Background and importance Pivotal trials have shown the tremendous efficacy of mechanical thrombectomy in proximal occlusions (PO). However distal occlusions (DO) involving M2 and beyond, distal ACA (A2) and posterior cerebral arteries were not represented. The thoughts are that distal vessels supply a smaller brain area, however, with significant symptoms paired with accessible occlusions, the concept may need to be revisited. In this study, we investigated the efficacy and safety of distal circulation mechanical thrombectomies compared to proximal circulation mechanical thrombectomies.

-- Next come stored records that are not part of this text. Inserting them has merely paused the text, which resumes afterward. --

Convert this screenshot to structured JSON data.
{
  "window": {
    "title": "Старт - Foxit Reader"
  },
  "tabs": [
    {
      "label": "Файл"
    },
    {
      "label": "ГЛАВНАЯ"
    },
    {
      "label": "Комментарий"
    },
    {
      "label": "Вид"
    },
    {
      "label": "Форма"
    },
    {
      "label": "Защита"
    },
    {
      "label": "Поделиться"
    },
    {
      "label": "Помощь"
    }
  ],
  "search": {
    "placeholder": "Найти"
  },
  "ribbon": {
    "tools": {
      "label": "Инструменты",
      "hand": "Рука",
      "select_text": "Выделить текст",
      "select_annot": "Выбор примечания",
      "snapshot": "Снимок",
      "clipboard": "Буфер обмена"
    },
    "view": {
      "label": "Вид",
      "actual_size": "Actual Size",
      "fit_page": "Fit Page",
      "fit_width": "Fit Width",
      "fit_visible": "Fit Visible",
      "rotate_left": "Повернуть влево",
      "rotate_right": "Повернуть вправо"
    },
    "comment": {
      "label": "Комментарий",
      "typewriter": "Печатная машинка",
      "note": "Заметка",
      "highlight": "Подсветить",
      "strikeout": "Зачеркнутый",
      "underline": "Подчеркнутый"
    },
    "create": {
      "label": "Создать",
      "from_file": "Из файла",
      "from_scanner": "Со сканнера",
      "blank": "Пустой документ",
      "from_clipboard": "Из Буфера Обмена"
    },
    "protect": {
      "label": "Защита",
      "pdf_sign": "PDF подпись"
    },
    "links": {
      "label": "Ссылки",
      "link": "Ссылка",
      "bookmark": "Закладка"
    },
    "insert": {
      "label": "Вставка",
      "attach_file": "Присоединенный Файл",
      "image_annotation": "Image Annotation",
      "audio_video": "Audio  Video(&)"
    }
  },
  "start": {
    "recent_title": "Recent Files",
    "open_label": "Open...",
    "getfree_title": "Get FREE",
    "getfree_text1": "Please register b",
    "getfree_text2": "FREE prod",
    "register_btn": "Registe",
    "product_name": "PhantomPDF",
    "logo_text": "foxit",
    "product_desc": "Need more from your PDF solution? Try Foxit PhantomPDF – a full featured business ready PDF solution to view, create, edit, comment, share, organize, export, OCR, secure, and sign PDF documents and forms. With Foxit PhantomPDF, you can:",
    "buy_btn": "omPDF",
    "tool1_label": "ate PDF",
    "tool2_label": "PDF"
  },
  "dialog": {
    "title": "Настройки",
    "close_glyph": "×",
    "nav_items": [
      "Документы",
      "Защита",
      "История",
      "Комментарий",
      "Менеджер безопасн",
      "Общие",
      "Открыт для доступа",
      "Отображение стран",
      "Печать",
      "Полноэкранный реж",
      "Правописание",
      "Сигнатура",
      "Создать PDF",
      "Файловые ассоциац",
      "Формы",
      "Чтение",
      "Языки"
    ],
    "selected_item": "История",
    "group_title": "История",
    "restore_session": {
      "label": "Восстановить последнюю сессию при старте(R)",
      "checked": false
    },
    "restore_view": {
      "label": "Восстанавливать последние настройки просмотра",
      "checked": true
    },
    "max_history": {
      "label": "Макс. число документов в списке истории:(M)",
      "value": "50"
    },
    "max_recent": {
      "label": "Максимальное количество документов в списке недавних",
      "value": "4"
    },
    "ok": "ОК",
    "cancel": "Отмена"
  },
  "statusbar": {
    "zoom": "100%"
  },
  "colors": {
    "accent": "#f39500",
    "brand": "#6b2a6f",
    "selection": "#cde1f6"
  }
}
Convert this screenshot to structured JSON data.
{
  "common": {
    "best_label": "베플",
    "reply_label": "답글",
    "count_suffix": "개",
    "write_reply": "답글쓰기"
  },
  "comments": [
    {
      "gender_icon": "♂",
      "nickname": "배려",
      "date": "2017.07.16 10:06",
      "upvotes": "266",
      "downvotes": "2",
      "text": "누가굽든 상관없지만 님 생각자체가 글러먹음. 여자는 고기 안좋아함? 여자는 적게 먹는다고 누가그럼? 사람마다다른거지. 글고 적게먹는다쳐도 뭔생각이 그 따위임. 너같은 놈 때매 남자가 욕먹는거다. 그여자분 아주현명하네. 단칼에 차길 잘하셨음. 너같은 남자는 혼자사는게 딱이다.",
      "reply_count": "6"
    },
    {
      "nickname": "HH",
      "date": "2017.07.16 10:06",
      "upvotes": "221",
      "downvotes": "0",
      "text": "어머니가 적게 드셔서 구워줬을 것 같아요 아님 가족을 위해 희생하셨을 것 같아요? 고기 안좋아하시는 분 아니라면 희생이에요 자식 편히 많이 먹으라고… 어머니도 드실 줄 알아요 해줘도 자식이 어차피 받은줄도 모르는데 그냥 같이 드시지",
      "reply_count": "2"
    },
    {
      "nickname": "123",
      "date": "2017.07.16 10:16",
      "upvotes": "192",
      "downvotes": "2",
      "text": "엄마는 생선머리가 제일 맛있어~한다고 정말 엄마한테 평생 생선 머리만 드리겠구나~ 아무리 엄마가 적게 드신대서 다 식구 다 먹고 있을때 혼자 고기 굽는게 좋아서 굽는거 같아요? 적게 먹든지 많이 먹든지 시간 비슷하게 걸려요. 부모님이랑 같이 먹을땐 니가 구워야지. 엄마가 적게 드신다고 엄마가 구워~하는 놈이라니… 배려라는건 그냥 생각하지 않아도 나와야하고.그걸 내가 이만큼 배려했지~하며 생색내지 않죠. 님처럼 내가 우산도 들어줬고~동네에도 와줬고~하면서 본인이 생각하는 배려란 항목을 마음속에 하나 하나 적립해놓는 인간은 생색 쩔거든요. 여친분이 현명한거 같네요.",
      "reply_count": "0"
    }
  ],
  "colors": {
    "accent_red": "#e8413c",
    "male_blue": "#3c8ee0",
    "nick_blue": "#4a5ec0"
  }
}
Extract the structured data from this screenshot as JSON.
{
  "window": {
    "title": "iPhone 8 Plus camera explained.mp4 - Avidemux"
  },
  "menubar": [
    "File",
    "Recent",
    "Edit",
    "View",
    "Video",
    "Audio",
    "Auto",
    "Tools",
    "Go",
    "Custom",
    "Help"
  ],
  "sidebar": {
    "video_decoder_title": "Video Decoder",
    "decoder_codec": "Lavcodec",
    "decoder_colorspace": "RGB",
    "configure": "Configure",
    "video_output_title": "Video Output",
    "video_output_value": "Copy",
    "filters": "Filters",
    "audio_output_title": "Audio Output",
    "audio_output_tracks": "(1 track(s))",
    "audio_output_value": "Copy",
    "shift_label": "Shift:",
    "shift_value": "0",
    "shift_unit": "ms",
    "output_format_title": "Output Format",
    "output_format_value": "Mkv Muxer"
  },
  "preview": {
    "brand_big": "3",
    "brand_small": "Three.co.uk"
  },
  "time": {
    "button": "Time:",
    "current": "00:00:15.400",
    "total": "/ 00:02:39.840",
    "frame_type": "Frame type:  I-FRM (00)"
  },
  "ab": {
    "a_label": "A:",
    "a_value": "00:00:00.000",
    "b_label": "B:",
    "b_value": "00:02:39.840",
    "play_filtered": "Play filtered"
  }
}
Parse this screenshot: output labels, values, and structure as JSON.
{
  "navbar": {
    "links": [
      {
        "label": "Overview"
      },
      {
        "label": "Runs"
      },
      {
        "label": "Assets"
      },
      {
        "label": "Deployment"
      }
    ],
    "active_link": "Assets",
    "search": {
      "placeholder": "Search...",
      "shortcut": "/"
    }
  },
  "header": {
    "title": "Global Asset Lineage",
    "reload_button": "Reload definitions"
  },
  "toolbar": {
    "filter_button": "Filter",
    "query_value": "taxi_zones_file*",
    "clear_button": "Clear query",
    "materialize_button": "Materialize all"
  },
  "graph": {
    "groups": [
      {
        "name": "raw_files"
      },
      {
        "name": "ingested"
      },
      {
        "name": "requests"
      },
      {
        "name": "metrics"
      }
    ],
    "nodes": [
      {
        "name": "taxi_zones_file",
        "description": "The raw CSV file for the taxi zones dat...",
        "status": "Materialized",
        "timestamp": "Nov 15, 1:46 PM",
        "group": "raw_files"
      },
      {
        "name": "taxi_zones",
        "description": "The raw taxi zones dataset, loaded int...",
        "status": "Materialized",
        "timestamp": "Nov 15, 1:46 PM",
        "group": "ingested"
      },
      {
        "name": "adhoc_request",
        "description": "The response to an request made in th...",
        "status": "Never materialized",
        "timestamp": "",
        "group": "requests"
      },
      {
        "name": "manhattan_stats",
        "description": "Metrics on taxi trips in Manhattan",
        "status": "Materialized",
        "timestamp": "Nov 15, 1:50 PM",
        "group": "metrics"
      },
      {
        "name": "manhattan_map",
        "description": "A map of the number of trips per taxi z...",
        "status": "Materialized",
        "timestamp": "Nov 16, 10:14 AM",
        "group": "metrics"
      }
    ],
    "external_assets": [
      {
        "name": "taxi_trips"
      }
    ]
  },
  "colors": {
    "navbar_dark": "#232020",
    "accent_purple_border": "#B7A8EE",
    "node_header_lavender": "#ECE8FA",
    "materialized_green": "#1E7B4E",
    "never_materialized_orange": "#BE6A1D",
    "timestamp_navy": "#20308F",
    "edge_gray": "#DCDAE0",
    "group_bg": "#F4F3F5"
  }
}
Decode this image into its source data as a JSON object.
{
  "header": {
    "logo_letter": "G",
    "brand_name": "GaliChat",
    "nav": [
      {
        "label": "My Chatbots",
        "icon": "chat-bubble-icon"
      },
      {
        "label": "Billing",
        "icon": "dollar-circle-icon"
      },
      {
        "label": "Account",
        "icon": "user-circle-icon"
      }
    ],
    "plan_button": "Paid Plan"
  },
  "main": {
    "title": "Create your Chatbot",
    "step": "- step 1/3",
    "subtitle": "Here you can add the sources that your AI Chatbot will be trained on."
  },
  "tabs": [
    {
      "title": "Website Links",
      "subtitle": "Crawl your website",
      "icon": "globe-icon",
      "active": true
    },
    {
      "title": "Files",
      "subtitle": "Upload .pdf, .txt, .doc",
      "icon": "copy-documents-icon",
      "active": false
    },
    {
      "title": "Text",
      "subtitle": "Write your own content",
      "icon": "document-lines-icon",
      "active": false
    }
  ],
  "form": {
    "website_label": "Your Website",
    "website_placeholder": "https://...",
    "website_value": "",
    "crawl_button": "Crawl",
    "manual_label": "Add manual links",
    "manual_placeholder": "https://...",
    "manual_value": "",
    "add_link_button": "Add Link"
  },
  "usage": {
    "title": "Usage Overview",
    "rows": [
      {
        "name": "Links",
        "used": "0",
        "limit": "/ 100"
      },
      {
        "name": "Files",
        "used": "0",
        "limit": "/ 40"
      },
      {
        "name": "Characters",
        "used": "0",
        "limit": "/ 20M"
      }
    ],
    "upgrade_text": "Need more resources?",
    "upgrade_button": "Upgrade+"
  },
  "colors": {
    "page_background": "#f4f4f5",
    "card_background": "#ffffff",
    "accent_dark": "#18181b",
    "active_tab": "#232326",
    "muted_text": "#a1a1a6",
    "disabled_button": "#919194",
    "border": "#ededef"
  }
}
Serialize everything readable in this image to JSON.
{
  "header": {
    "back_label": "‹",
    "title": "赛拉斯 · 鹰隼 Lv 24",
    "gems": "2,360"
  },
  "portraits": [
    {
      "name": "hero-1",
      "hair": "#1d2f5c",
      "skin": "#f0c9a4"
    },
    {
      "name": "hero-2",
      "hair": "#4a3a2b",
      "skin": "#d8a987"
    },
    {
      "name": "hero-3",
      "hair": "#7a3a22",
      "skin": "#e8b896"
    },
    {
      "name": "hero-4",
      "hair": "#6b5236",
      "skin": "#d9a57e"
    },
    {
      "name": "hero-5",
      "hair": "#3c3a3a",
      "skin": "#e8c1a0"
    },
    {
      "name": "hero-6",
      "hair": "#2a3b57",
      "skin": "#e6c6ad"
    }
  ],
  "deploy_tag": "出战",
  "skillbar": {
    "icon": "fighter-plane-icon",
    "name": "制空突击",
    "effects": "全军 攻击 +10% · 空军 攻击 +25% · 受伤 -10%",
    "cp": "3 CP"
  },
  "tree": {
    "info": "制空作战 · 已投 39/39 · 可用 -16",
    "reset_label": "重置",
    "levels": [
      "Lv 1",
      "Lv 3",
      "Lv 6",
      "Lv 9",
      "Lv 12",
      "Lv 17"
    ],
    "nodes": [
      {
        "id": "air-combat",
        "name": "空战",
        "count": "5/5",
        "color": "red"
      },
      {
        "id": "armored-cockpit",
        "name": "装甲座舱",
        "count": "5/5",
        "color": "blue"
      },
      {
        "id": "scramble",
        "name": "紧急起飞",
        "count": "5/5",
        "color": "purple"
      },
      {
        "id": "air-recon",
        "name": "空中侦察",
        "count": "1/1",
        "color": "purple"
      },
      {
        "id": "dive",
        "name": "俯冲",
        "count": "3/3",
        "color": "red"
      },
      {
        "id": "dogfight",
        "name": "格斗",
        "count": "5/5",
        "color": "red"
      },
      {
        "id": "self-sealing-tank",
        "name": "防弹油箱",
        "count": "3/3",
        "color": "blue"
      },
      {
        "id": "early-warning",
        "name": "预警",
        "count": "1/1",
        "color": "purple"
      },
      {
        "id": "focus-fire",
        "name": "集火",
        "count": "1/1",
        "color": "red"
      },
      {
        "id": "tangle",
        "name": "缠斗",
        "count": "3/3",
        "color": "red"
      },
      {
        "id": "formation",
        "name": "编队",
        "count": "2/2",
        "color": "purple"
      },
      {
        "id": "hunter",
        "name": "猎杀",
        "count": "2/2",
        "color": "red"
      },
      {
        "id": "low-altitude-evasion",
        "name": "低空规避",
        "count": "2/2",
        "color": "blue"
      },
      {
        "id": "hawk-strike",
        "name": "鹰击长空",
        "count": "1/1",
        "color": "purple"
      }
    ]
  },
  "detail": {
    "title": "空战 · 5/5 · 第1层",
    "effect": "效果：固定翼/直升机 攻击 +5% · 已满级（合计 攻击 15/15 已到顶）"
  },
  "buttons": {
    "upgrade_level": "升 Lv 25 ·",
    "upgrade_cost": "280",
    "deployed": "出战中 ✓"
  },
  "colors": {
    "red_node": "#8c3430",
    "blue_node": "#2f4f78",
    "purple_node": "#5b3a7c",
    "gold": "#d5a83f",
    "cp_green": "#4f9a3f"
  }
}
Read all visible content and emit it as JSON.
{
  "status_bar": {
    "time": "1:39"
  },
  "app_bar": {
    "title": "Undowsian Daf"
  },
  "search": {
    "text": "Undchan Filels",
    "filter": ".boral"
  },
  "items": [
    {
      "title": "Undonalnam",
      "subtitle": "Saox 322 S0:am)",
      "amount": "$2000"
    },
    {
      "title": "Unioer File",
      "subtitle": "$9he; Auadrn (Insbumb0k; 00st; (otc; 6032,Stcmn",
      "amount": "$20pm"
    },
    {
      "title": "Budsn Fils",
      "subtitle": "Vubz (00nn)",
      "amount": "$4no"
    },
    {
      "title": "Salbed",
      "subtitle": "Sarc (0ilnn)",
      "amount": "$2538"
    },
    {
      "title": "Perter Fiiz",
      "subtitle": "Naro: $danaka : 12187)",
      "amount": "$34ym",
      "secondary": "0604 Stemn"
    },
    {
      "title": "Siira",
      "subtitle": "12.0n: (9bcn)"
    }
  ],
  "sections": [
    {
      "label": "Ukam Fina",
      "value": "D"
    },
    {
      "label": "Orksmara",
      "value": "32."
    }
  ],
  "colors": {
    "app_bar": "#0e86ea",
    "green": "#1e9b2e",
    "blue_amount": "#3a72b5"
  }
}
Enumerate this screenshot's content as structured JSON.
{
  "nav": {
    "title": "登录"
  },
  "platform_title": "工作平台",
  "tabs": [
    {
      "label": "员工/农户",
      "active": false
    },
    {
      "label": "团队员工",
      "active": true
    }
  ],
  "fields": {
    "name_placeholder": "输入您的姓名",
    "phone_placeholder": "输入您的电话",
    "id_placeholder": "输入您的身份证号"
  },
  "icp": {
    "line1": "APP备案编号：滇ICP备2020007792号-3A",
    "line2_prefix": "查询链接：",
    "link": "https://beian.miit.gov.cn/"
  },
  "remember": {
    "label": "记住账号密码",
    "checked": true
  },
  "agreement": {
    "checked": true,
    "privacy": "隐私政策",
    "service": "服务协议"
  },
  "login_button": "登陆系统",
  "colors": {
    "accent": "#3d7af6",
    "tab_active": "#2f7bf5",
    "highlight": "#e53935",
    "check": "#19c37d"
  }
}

Methods A retrospective review of patients presenting with distal circulation acute ischemic stroke (AIS) who underwent mechanical thrombectomy at a tertiary referral center between 2010 and 2018.
Results Out of 453 patients who underwent mechanical thrombectomy for AIS, 73 patients had a DO (average age 72 years, 59% female). The mean NIHSS upon admission was 12 (95% CI: 11–14). The mean procedure time was 45 minutes (95% CI: 38–52) and mean time to revascularization, from symptom onset to finishing the thrombectomy procedure, was 522 minutes (95% CI: 438–5607). 45% (n=34) of subjects received tPA. Vessels involved included M2 (89%, n=68), A2 (3%, n=2), PCA (3%, n=2), and M3/4 (5%, n=4). A stentreiver alone was used in 11% of the cases (n=8), aspiration alone in 8% (n=6), and both stentreiver and aspiration in 72% (n=55), with failed attempts in 9% (n=7) of cases. Most procedures required one pass to recanalize the vessel (55%, n=42). TICI > 2b was achieved in 88% (n=67) of the subjects. Mean length of stay was eight days (95% CI: 6–10). Mortality was noted in 8% (n=6) of patients and independent functional outcome of mRS <2 at three months was seen in 70.9% with clinical follow up. On univariate analysis peri-procedural distal emboli was significantly higher in DO group compared to PO group (7% vs. 2%, p<0.05) while post-procedural sICH was significantly lower in DO group compared to PO group (0% vs. 6%, p<0.05); vessel recanalization (TICI > 2b) was not significantly different between DO and PO. However, procedure time was significantly shorter in the DO group (45 min vs. 52 min, p=0.05) and the mean number of passes were lower in the DO group (1.5 vs. 1.8, p=0.01). Mortality rate and good functional outcome was not significantly different between both groups. On multivariate analysis, DO group had a significantly shorter length of stay by about two days, compared to PO, when controlling for confounders (coef: -2 days, 95%CI: -4 to 0 days, p=0.05). Subjects with PO were over five times more likely to have a good TICI score compared to DO group (OR: 5.69, 95% CI: 1.22–26.5, p<0.05). There was no significant difference in peri-procedural and post-procedural complications, a good functional outcome at three months, and mortality between both groups.
Conclusion Mechanical thrombectomy procedure for distal circulation strokes is as effective and safe as a proximal group. Though distal vessels supply smaller brain area, however when symptoms are pronounced the benefit of the procedure outweighs the risks.
Disclosures A. Sweid: None. J. Head: None. S. Tjoumakaris: None. V. Xu: None. K. Shivashankar: None. T. Alexander: None. M. Gooch: None. N. Herial: None. R. Rosenwasser: None. P. Jabbour: None.